Clark laughed. “I guess not to me. I’ve been doing this for five years now, so publishing books is just . . . what I do.” As I watched, his smile faded, the wattage of his dimples dimming slightly. “It’s what I did, at any rate.”
“So you need to give them your third book?” I asked, and he nodded. “Well, when is it due?”
“Two years ago,” Clark said, and I felt my eyes widen. “Yeah. That’s pretty much everyone’s reaction. There are a lot of people who are really not happy with me at the moment. But it’s coming together. I just need to finesse some things, pull some threads together.”
I nodded. “Okay.” I was still trying to process the two-year delay. “So do you have a plan? A schedule worked out for when you’re going to turn it in?”
I saw something pass over Clark’s face, but before I could really see what he was thinking, it was gone, and Clark was giving me a smile. “It sounds like you’re pretty organized.”
I nodded, taking that as a compliment, even though he might not have intended it as one. “It’s the coin of the realm in my family.”
Clark stared at me. “The what?”
I realized a second too late what I’d done.

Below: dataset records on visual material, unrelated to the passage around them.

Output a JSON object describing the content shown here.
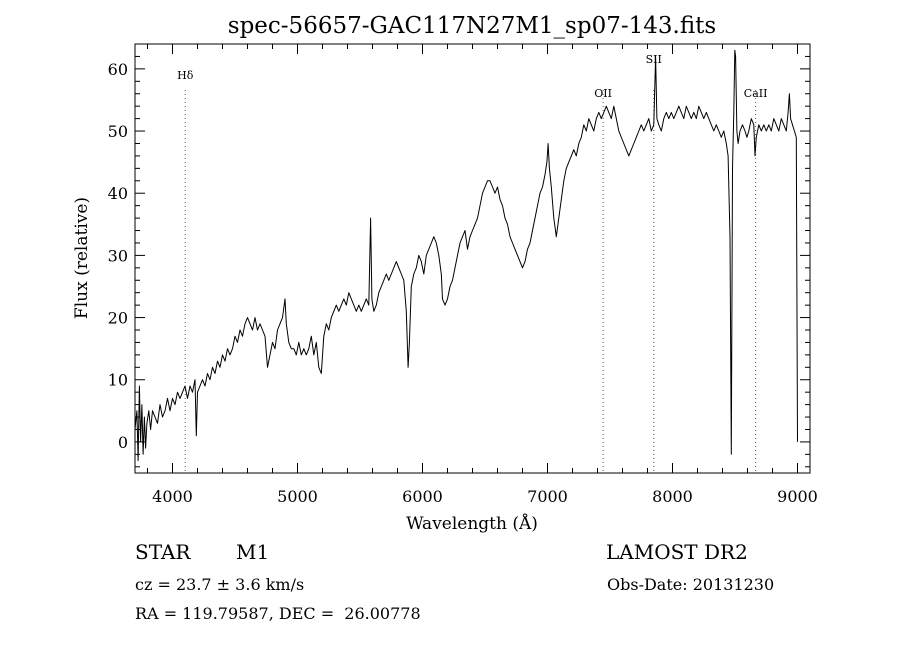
{
  "chart_data": {
    "type": "line",
    "title": "spec-56657-GAC117N27M1_sp07-143.fits",
    "xlabel": "Wavelength (Å)",
    "ylabel": "Flux (relative)",
    "xlim": [
      3700,
      9100
    ],
    "ylim": [
      -5,
      64
    ],
    "xticks": [
      4000,
      5000,
      6000,
      7000,
      8000,
      9000
    ],
    "yticks": [
      0,
      10,
      20,
      30,
      40,
      50,
      60
    ],
    "grid": false,
    "line_color": "#000000",
    "line_markers": [
      {
        "label": "Hδ",
        "x": 4102
      },
      {
        "label": "OII",
        "x": 7445
      },
      {
        "label": "SII",
        "x": 7850
      },
      {
        "label": "CaII",
        "x": 8665
      }
    ],
    "series": [
      {
        "values_xy": [
          [
            3700,
            2
          ],
          [
            3715,
            5
          ],
          [
            3725,
            -3
          ],
          [
            3735,
            9
          ],
          [
            3745,
            0
          ],
          [
            3755,
            6
          ],
          [
            3765,
            -2
          ],
          [
            3775,
            4
          ],
          [
            3785,
            -1
          ],
          [
            3795,
            3
          ],
          [
            3810,
            5
          ],
          [
            3825,
            2
          ],
          [
            3840,
            5
          ],
          [
            3860,
            4
          ],
          [
            3880,
            3
          ],
          [
            3900,
            6
          ],
          [
            3920,
            4
          ],
          [
            3940,
            5
          ],
          [
            3960,
            7
          ],
          [
            3980,
            5
          ],
          [
            4000,
            7
          ],
          [
            4020,
            6
          ],
          [
            4040,
            8
          ],
          [
            4060,
            7
          ],
          [
            4080,
            8
          ],
          [
            4100,
            9
          ],
          [
            4120,
            7
          ],
          [
            4140,
            9
          ],
          [
            4160,
            8
          ],
          [
            4180,
            10
          ],
          [
            4190,
            1
          ],
          [
            4200,
            8
          ],
          [
            4220,
            9
          ],
          [
            4240,
            10
          ],
          [
            4260,
            9
          ],
          [
            4280,
            11
          ],
          [
            4300,
            10
          ],
          [
            4320,
            12
          ],
          [
            4340,
            11
          ],
          [
            4360,
            13
          ],
          [
            4380,
            12
          ],
          [
            4400,
            14
          ],
          [
            4420,
            13
          ],
          [
            4440,
            15
          ],
          [
            4460,
            14
          ],
          [
            4480,
            15
          ],
          [
            4500,
            17
          ],
          [
            4520,
            16
          ],
          [
            4540,
            18
          ],
          [
            4560,
            17
          ],
          [
            4580,
            19
          ],
          [
            4600,
            20
          ],
          [
            4620,
            19
          ],
          [
            4640,
            18
          ],
          [
            4660,
            20
          ],
          [
            4680,
            18
          ],
          [
            4700,
            19
          ],
          [
            4720,
            18
          ],
          [
            4740,
            17
          ],
          [
            4760,
            12
          ],
          [
            4780,
            14
          ],
          [
            4800,
            16
          ],
          [
            4820,
            15
          ],
          [
            4840,
            18
          ],
          [
            4860,
            19
          ],
          [
            4880,
            20
          ],
          [
            4900,
            23
          ],
          [
            4910,
            19
          ],
          [
            4930,
            16
          ],
          [
            4950,
            15
          ],
          [
            4970,
            15
          ],
          [
            4990,
            14
          ],
          [
            5010,
            16
          ],
          [
            5030,
            14
          ],
          [
            5050,
            15
          ],
          [
            5070,
            14
          ],
          [
            5090,
            15
          ],
          [
            5110,
            17
          ],
          [
            5130,
            14
          ],
          [
            5150,
            16
          ],
          [
            5170,
            12
          ],
          [
            5190,
            11
          ],
          [
            5210,
            17
          ],
          [
            5230,
            19
          ],
          [
            5250,
            18
          ],
          [
            5270,
            20
          ],
          [
            5290,
            21
          ],
          [
            5310,
            22
          ],
          [
            5330,
            21
          ],
          [
            5350,
            22
          ],
          [
            5370,
            23
          ],
          [
            5390,
            22
          ],
          [
            5410,
            24
          ],
          [
            5430,
            23
          ],
          [
            5450,
            22
          ],
          [
            5470,
            21
          ],
          [
            5490,
            22
          ],
          [
            5510,
            21
          ],
          [
            5530,
            22
          ],
          [
            5550,
            23
          ],
          [
            5570,
            22
          ],
          [
            5585,
            36
          ],
          [
            5595,
            23
          ],
          [
            5610,
            21
          ],
          [
            5630,
            22
          ],
          [
            5650,
            24
          ],
          [
            5670,
            25
          ],
          [
            5690,
            26
          ],
          [
            5710,
            27
          ],
          [
            5730,
            26
          ],
          [
            5750,
            27
          ],
          [
            5770,
            28
          ],
          [
            5790,
            29
          ],
          [
            5810,
            28
          ],
          [
            5830,
            27
          ],
          [
            5850,
            26
          ],
          [
            5870,
            21
          ],
          [
            5885,
            12
          ],
          [
            5895,
            16
          ],
          [
            5910,
            25
          ],
          [
            5930,
            27
          ],
          [
            5950,
            28
          ],
          [
            5970,
            30
          ],
          [
            5990,
            29
          ],
          [
            6010,
            27
          ],
          [
            6030,
            30
          ],
          [
            6050,
            31
          ],
          [
            6070,
            32
          ],
          [
            6090,
            33
          ],
          [
            6110,
            32
          ],
          [
            6130,
            30
          ],
          [
            6150,
            27
          ],
          [
            6160,
            23
          ],
          [
            6180,
            22
          ],
          [
            6200,
            23
          ],
          [
            6220,
            25
          ],
          [
            6240,
            26
          ],
          [
            6260,
            28
          ],
          [
            6280,
            30
          ],
          [
            6300,
            32
          ],
          [
            6320,
            33
          ],
          [
            6340,
            34
          ],
          [
            6360,
            31
          ],
          [
            6380,
            33
          ],
          [
            6400,
            34
          ],
          [
            6420,
            35
          ],
          [
            6440,
            36
          ],
          [
            6460,
            38
          ],
          [
            6480,
            40
          ],
          [
            6500,
            41
          ],
          [
            6520,
            42
          ],
          [
            6540,
            42
          ],
          [
            6560,
            41
          ],
          [
            6580,
            40
          ],
          [
            6600,
            41
          ],
          [
            6620,
            39
          ],
          [
            6640,
            38
          ],
          [
            6660,
            36
          ],
          [
            6680,
            35
          ],
          [
            6700,
            33
          ],
          [
            6720,
            32
          ],
          [
            6740,
            31
          ],
          [
            6760,
            30
          ],
          [
            6780,
            29
          ],
          [
            6800,
            28
          ],
          [
            6820,
            29
          ],
          [
            6840,
            31
          ],
          [
            6860,
            32
          ],
          [
            6880,
            34
          ],
          [
            6900,
            36
          ],
          [
            6920,
            38
          ],
          [
            6940,
            40
          ],
          [
            6960,
            41
          ],
          [
            6980,
            43
          ],
          [
            6995,
            45
          ],
          [
            7005,
            48
          ],
          [
            7015,
            44
          ],
          [
            7030,
            41
          ],
          [
            7050,
            36
          ],
          [
            7070,
            33
          ],
          [
            7090,
            36
          ],
          [
            7110,
            39
          ],
          [
            7130,
            42
          ],
          [
            7150,
            44
          ],
          [
            7170,
            45
          ],
          [
            7190,
            46
          ],
          [
            7210,
            47
          ],
          [
            7230,
            46
          ],
          [
            7250,
            48
          ],
          [
            7270,
            49
          ],
          [
            7290,
            51
          ],
          [
            7310,
            50
          ],
          [
            7330,
            52
          ],
          [
            7350,
            51
          ],
          [
            7370,
            50
          ],
          [
            7390,
            52
          ],
          [
            7410,
            53
          ],
          [
            7430,
            52
          ],
          [
            7450,
            53
          ],
          [
            7470,
            54
          ],
          [
            7490,
            53
          ],
          [
            7510,
            52
          ],
          [
            7530,
            54
          ],
          [
            7550,
            52
          ],
          [
            7570,
            50
          ],
          [
            7590,
            49
          ],
          [
            7610,
            48
          ],
          [
            7630,
            47
          ],
          [
            7650,
            46
          ],
          [
            7670,
            47
          ],
          [
            7690,
            48
          ],
          [
            7710,
            49
          ],
          [
            7730,
            50
          ],
          [
            7750,
            51
          ],
          [
            7770,
            50
          ],
          [
            7790,
            51
          ],
          [
            7810,
            52
          ],
          [
            7830,
            50
          ],
          [
            7850,
            51
          ],
          [
            7865,
            62
          ],
          [
            7875,
            52
          ],
          [
            7890,
            51
          ],
          [
            7910,
            50
          ],
          [
            7930,
            52
          ],
          [
            7950,
            53
          ],
          [
            7970,
            52
          ],
          [
            7990,
            53
          ],
          [
            8010,
            52
          ],
          [
            8030,
            53
          ],
          [
            8050,
            54
          ],
          [
            8070,
            53
          ],
          [
            8090,
            52
          ],
          [
            8110,
            54
          ],
          [
            8130,
            53
          ],
          [
            8150,
            52
          ],
          [
            8170,
            53
          ],
          [
            8190,
            52
          ],
          [
            8210,
            54
          ],
          [
            8230,
            53
          ],
          [
            8250,
            52
          ],
          [
            8270,
            53
          ],
          [
            8290,
            52
          ],
          [
            8310,
            51
          ],
          [
            8330,
            50
          ],
          [
            8350,
            51
          ],
          [
            8370,
            50
          ],
          [
            8390,
            49
          ],
          [
            8410,
            50
          ],
          [
            8430,
            48
          ],
          [
            8445,
            46
          ],
          [
            8460,
            33
          ],
          [
            8470,
            -2
          ],
          [
            8480,
            44
          ],
          [
            8490,
            53
          ],
          [
            8498,
            63
          ],
          [
            8505,
            62
          ],
          [
            8515,
            50
          ],
          [
            8525,
            48
          ],
          [
            8540,
            50
          ],
          [
            8560,
            51
          ],
          [
            8580,
            50
          ],
          [
            8595,
            49
          ],
          [
            8610,
            50
          ],
          [
            8630,
            52
          ],
          [
            8650,
            51
          ],
          [
            8660,
            46
          ],
          [
            8670,
            49
          ],
          [
            8690,
            51
          ],
          [
            8710,
            50
          ],
          [
            8730,
            51
          ],
          [
            8750,
            50
          ],
          [
            8770,
            51
          ],
          [
            8790,
            50
          ],
          [
            8810,
            52
          ],
          [
            8830,
            51
          ],
          [
            8850,
            50
          ],
          [
            8870,
            52
          ],
          [
            8890,
            51
          ],
          [
            8910,
            50
          ],
          [
            8925,
            53
          ],
          [
            8935,
            56
          ],
          [
            8945,
            52
          ],
          [
            8960,
            51
          ],
          [
            8975,
            50
          ],
          [
            8990,
            49
          ],
          [
            9000,
            0
          ]
        ]
      }
    ]
  },
  "footer": {
    "object_class": "STAR",
    "subclass": "M1",
    "survey": "LAMOST DR2",
    "cz": "cz = 23.7 ± 3.6 km/s",
    "obs_date": "Obs-Date: 20131230",
    "radec": "RA = 119.79587, DEC =  26.00778"
  }
}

It was an expression my parents always used, and I’d used it enough around my friends that they no longer thought it was strange. But I sometimes forgot that not everyone had heard it before. “Coin of the realm,” I repeated. “Something that carries the most value.”
“Oh,” Clark said, nodding, like he was turning the phrase over in his head. “I like it.”
“You still haven’t answered the question.”
“Busted.” Clark paused for a moment, like he was gathering his thoughts, then said, “If it were as easy as just getting organized or sticking to a schedule, I’d have done it years ago. But you can’t rush these things, even though I know I’m holding things up. Everyone wants the new book. My publishers keep putting it on the calendar. I’m getting pushback from the people who want another movie. . . . At this point, I don’t even think it would matter if it was good. As long as there was something they could put out.”
“But what’s the problem?” I asked, beyond glad that medicine didn’t have any of these issues. You didn’t take an extra-long time to do a heart bypass, or tell someone you weren’t feeling inspired
to fix their brain hemorrhage. You did your job, that was all.
“Well . . .” He cleared his throat. “In terms of where I am with the third book . . . It’s complicated, because in the last one . . .” He paused and looked at me for a moment before saying, “I wrapped up Tamsin’s story at the end. Pretty definitively.”
“Oh,” I said, then paused. “But wasn’t she your main character?”
“Ah,” he said, pointing at me. “Now you’re beginning to see what the problem is.”
• • •
“Biggest fear?” I asked around a yawn, leaning back against the wall. Clark had gone and gotten us pillows after the Skittle sugar buzz had worn off and we’d both started to crash. I had a pillow behind my head and one underneath me. We’d tried to get Bertie out to a more comfortable location for us—like one with couches—but he’d just curled more tightly into a ball and made a little moaning sound when we tried to move him, so we decided to leave him where he was. Now that most of the adrenaline and panic had left the situation, I was feeling how late it was. It was starting to feel like two a.m. at a slumber party, when everyone is sleepy and a little bit punchy (and usually hopped up on sugar) and you’re too tired to tell anything but the truth—that fuzzy half-awake, honest feeling. It was how we’d found out Bri had kissed her second cousin—by accident, she swore—last summer at a wedding.
“Haunted houses,” Clark said around a huge yawn, half-muffled by the hand he raised in front of his mouth.
“Oh,” I said, a little surprised. But I supposed it stood to reason that if you wrote fantasy novels, you believed in things like ghosts. “Well, I guess that makes sense.”
“Not actual haunted houses,” Clark said dismissively. “I don’t believe in those. I mean the kind they have at Halloween, that you can walk through and people jump out and scare you.”